How about you, Miss Fellowes?
Siz ne dersiniz?
How about you down there?
Siz ne dersiniz Bay Fane?
What about you, Mr. Fane?
Siz ne dersiniz efendim?
What do you think, sir?
- Bence hiçbir yerdesiniz, siz ne dersiniz!
You're nowhere, you mean!
Siz ne dersiniz? İleride bir gün bizim şehrimize de tramvay gelecek.
What do you know, some day the trams will be running in our town, too.
Siz ne dersiniz Genevieve?
Don't you think so, Genevieve?
Siz ne dersiniz?
- What do you think? - I...
Siz ne dersiniz, Chancellor?
What do you think of that, Chancellor?
Siz ne dersiniz acaba?
Can I look forward to it?
Ortalık sakin görünüyor Siz ne dersiniz?
The rebels are now miles away.
Çünkü modası geçmiş aptal lanet olası bir dil siz ne dersiniz efendim?
Why? Because it's a bloody silly out-of-date language, do you mean, sir?
Siz ne dersiniz, hayır mı?
Yourself?
Siz ne dersiniz efendim?
Then how about you, sir?
- Doktor, siz ne dersiniz? - Testlere tabi tutmalıyız.
Doctor, what's your opinion?
Demokratik bir süreç.
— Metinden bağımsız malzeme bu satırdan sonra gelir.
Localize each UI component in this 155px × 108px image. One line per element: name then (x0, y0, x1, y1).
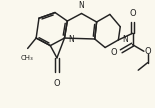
Text: O: O (111, 48, 117, 57)
Text: O: O (129, 9, 136, 18)
Text: CH₃: CH₃ (20, 55, 33, 61)
Text: N: N (68, 34, 74, 44)
Text: N: N (122, 35, 128, 44)
Text: O: O (145, 47, 151, 56)
Text: O: O (54, 79, 60, 88)
Text: N: N (79, 1, 84, 10)
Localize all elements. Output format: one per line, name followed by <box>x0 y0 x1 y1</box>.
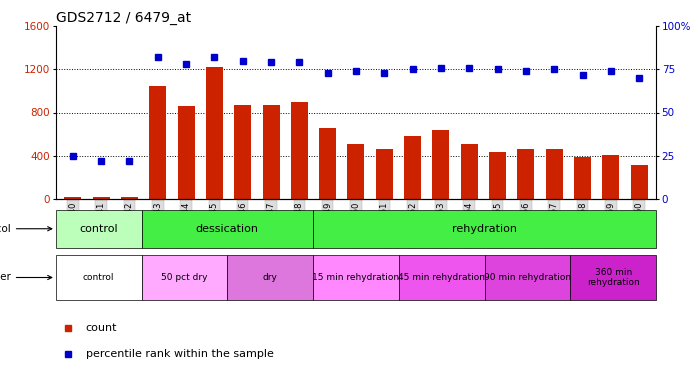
Bar <box>546 149 563 199</box>
Text: protocol: protocol <box>0 224 52 234</box>
Bar <box>56 210 142 248</box>
Bar <box>206 67 223 199</box>
Bar <box>630 165 648 199</box>
Bar <box>319 128 336 199</box>
Text: dessication: dessication <box>196 224 259 234</box>
Text: control: control <box>80 224 118 234</box>
Bar <box>404 136 421 199</box>
Bar <box>177 106 195 199</box>
Bar <box>142 210 313 248</box>
Bar <box>489 152 506 199</box>
Text: count: count <box>86 323 117 333</box>
Bar <box>291 102 308 199</box>
Bar <box>93 197 110 199</box>
Bar <box>348 144 364 199</box>
Bar <box>313 210 656 248</box>
Bar <box>433 130 450 199</box>
Bar <box>461 144 477 199</box>
Bar <box>149 86 166 199</box>
Bar <box>121 197 138 199</box>
Text: percentile rank within the sample: percentile rank within the sample <box>86 350 274 359</box>
Text: dry: dry <box>262 273 278 282</box>
Bar <box>602 154 619 199</box>
Bar <box>56 255 142 300</box>
Bar <box>235 105 251 199</box>
Bar <box>313 255 399 300</box>
Bar <box>484 255 570 300</box>
Bar <box>142 255 228 300</box>
Text: other: other <box>0 273 52 282</box>
Bar <box>228 255 313 300</box>
Text: 50 pct dry: 50 pct dry <box>161 273 208 282</box>
Bar <box>570 255 656 300</box>
Bar <box>574 157 591 199</box>
Text: 90 min rehydration: 90 min rehydration <box>484 273 571 282</box>
Text: GDS2712 / 6479_at: GDS2712 / 6479_at <box>56 11 191 25</box>
Bar <box>376 149 393 199</box>
Bar <box>517 149 535 199</box>
Text: control: control <box>83 273 114 282</box>
Text: 45 min rehydration: 45 min rehydration <box>399 273 485 282</box>
Text: 360 min
rehydration: 360 min rehydration <box>587 268 639 287</box>
Bar <box>399 255 484 300</box>
Bar <box>262 105 279 199</box>
Bar <box>64 197 82 199</box>
Text: 15 min rehydration: 15 min rehydration <box>313 273 399 282</box>
Text: rehydration: rehydration <box>452 224 517 234</box>
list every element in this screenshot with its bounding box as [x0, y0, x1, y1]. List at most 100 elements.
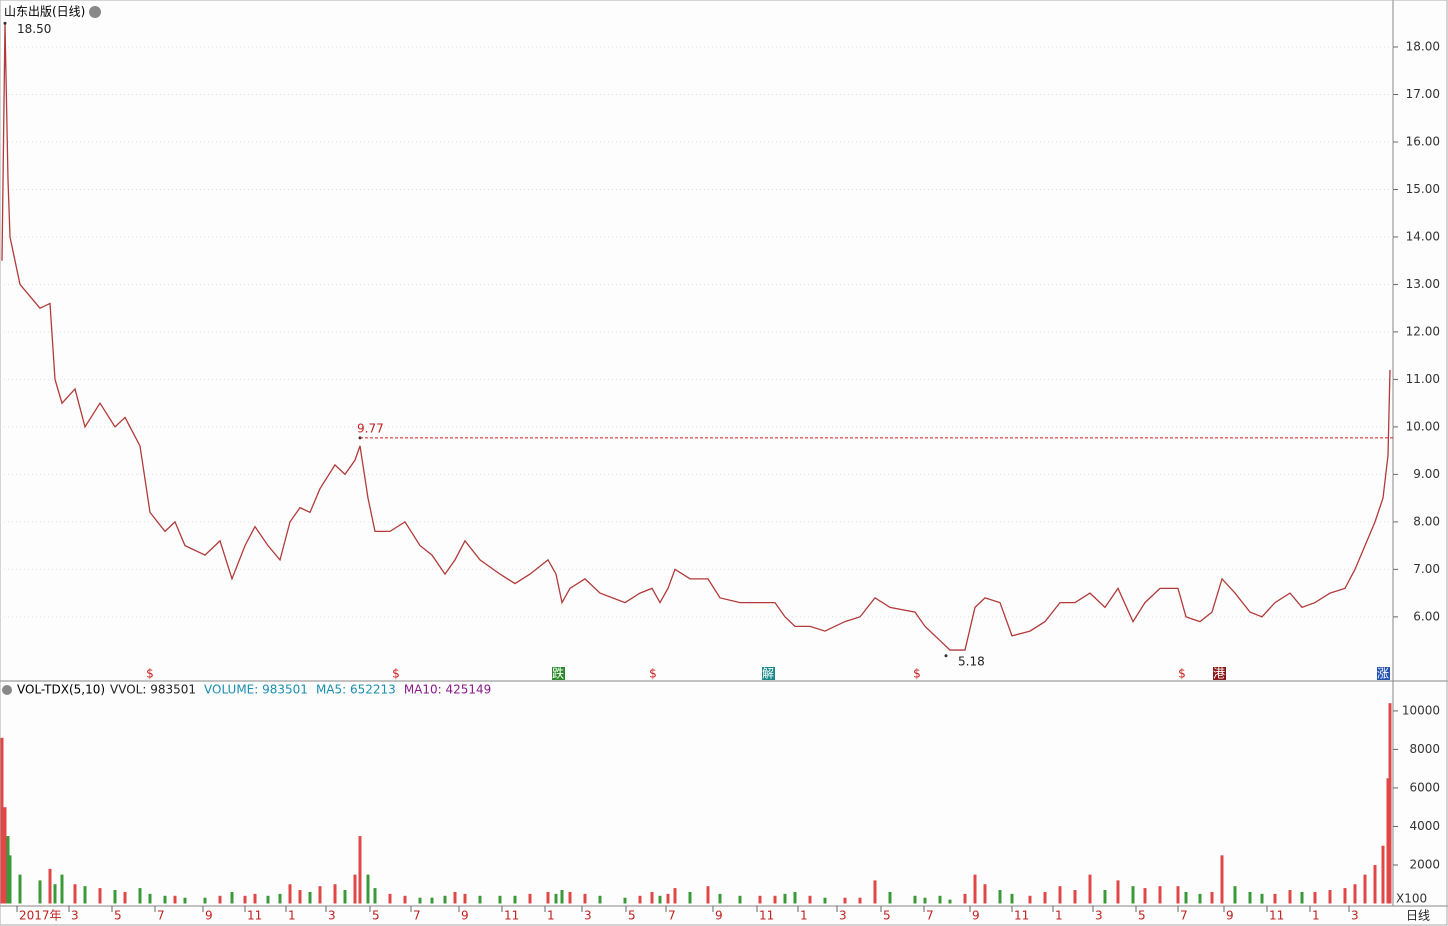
volume-bar: [1176, 886, 1180, 904]
volume-bar: [0, 737, 4, 904]
y-tick-label: 15.00: [1406, 182, 1440, 196]
volume-bar: [18, 874, 22, 904]
volume-bar: [1343, 888, 1347, 904]
volume-bar: [808, 895, 812, 904]
x-tick-label: 1: [288, 909, 296, 923]
y-tick-label: 16.00: [1406, 134, 1440, 148]
volume-bar: [60, 874, 64, 904]
annotation-point: [944, 654, 948, 658]
x-tick-label: 3: [1095, 909, 1103, 923]
y-tick-label: 8000: [1409, 742, 1440, 756]
volume-bar: [938, 895, 942, 904]
annotation-point: [3, 21, 7, 25]
volume-bar: [3, 807, 7, 904]
volume-bar: [243, 895, 247, 904]
x-tick-label: 1: [1055, 909, 1063, 923]
x-tick-label: 5: [1138, 909, 1146, 923]
volume-bar: [706, 886, 710, 904]
x-tick-label: 3: [328, 909, 336, 923]
volume-bar: [598, 895, 602, 904]
y-tick-label: 8.00: [1413, 514, 1440, 528]
volume-bar: [443, 895, 447, 904]
x-tick-label: 11: [1014, 909, 1029, 923]
vol-title: VOL-TDX(5,10): [17, 683, 105, 697]
event-label: 涨: [1377, 666, 1389, 681]
volume-bar: [658, 895, 662, 904]
volume-bar: [583, 893, 587, 904]
volume-bar: [1248, 891, 1252, 904]
x-tick-label: 3: [584, 909, 592, 923]
event-label: 跌: [552, 666, 564, 681]
volume-bar: [1373, 864, 1377, 904]
volume-bar: [183, 897, 187, 904]
volume-bar: [963, 893, 967, 904]
event-label: $: [1178, 667, 1186, 681]
chart-title: 山东出版(日线): [4, 5, 85, 19]
volume-bar: [373, 888, 377, 904]
volume-bar: [333, 884, 337, 904]
event-label: $: [392, 667, 400, 681]
x-tick-label: 2017年: [19, 909, 62, 923]
x-tick-label: 1: [800, 909, 808, 923]
y-tick-label: 10000: [1402, 703, 1440, 717]
x-tick-label: 5: [372, 909, 380, 923]
volume-bar: [48, 868, 52, 904]
title-menu[interactable]: [89, 6, 101, 18]
volume-bar: [793, 891, 797, 904]
event-badge: [762, 667, 775, 680]
x-tick-label: 3: [839, 909, 847, 923]
volume-bar: [8, 855, 12, 904]
x-tick-label: 7: [1180, 909, 1188, 923]
volume-bar: [1103, 890, 1107, 904]
volume-bar: [1353, 884, 1357, 904]
event-label: 解: [762, 667, 774, 681]
price-line: [1, 23, 1391, 651]
volume-bar: [998, 890, 1002, 904]
x-tick-label: 3: [1351, 909, 1359, 923]
volume-bar: [353, 874, 357, 904]
x-tick-label: 7: [926, 909, 934, 923]
volume-bar: [568, 891, 572, 904]
volume-bar: [1220, 855, 1224, 904]
volume-bar: [913, 895, 917, 904]
volume-bar: [38, 880, 42, 904]
volume-bar: [1010, 893, 1014, 904]
y-tick-label: 7.00: [1413, 562, 1440, 576]
volume-bar: [888, 891, 892, 904]
x-tick-label: 1: [547, 909, 555, 923]
volume-bar: [1158, 886, 1162, 904]
volume-bar: [1116, 880, 1120, 904]
volume-bar: [1328, 890, 1332, 904]
volume-bar: [278, 893, 282, 904]
x-tick-label: 11: [759, 909, 774, 923]
event-label: 港: [1213, 667, 1225, 681]
y-tick-label: 6000: [1409, 780, 1440, 794]
volume-bar: [163, 895, 167, 904]
volume-bar: [688, 891, 692, 904]
y-tick-label: 18.00: [1406, 40, 1440, 54]
volume-bar: [1388, 703, 1392, 904]
vol-menu[interactable]: [2, 685, 12, 695]
volume-bar: [298, 890, 302, 904]
y-tick-label: 11.00: [1406, 372, 1440, 386]
volume-bar: [366, 874, 370, 904]
volume-bar: [1363, 874, 1367, 904]
y-tick-label: 17.00: [1406, 87, 1440, 101]
volume-bar: [98, 888, 102, 904]
period-label: 日线: [1406, 909, 1430, 923]
volume-bar: [773, 895, 777, 904]
volume-bar: [843, 897, 847, 904]
volume-bar: [1088, 874, 1092, 904]
volume-bar: [1381, 845, 1385, 904]
volume-bar: [358, 836, 362, 904]
volume-bar: [498, 895, 502, 904]
volume-bar: [1143, 888, 1147, 904]
volume-bar: [873, 880, 877, 904]
legend-entry: VVOL: 983501: [110, 683, 196, 697]
y-tick-label: 14.00: [1406, 229, 1440, 243]
volume-bar: [858, 897, 862, 904]
event-badge: [552, 667, 565, 680]
volume-bar: [673, 888, 677, 904]
volume-bar: [666, 893, 670, 904]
Siz ne dersiniz doktor?
The democratic process.
Siz ne dersiniz, Doktor?
How about you, Doc?
Fakat faşist geçmişine bakılınca bu ülkeyi biraz ortanın soluna kaydırmak iyi olur, siz ne dersiniz?
But considering her fascist past... it might be good to move her just a little left of center, don't you agree?
Siz ne dersiniz bayan?
What do you say, Miss?
Siz ne dersiniz?
Do you?
Siz buna ne dersiniz?
What do you say to that?
Siz iyi bir müşterisiniz. 1'e 3 versem ne dersiniz. 1'e 3 tamamdır.
How about 3 / 1 3 / 1, OK
Siz masayı kurarken benim kahvaltıyı hazırlamama ne dersiniz?
Suppose you set the table while I get breakfast.
Şimdi, siz bayanları evinize bırakmama ne dersiniz?
Now, suppose I see you women to your home?
Ne dersiniz hanımlar, siz de postacınızın yakışıklı bir erkek olmasını istemez misiniz?
How about a special delivery in this rig-out, ladies?
Ben bir yabancıyım ve siz beyler kadar iyi bilemem... Ancak şu Güneyli'ye ne dersiniz, Dix'e?
I'm a stranger and do not know as much as you gentlemen but what about this southerner, this Dix?
Siz bilginler ne dersiniz?
What have you learned gentlemen to say?
Siz ne dersiniz sır Brack?
- Don't you think so, Sir Brack?
Şimdi, siz ve karınız dışarıda yemekte iken, masanıza bir adam geldiğinde ayağa kalkma konusunda ne dersiniz?
Now, when you and your wife are out, how do you feel about rising when another man comes to the table?
Siz buna ne dersiniz?
What do you think of that?
Siz beyefendiler benimle küçük bir geziye çıkmaya ne dersiniz?
Oh, it's just to scare people with, Holly.
Zihin özürlü ensest ilişkilerle süregelen kuşakların soyundan olan siz, ne cesaretle bana barbar dersiniz.
You, descendant of inbred generations of incestuous mental defectives... -... how dare you call anyone barbarian. - Barbarian!
Siz gerzekler ona ne dersiniz bilmem.
I don't know what you boobies call him.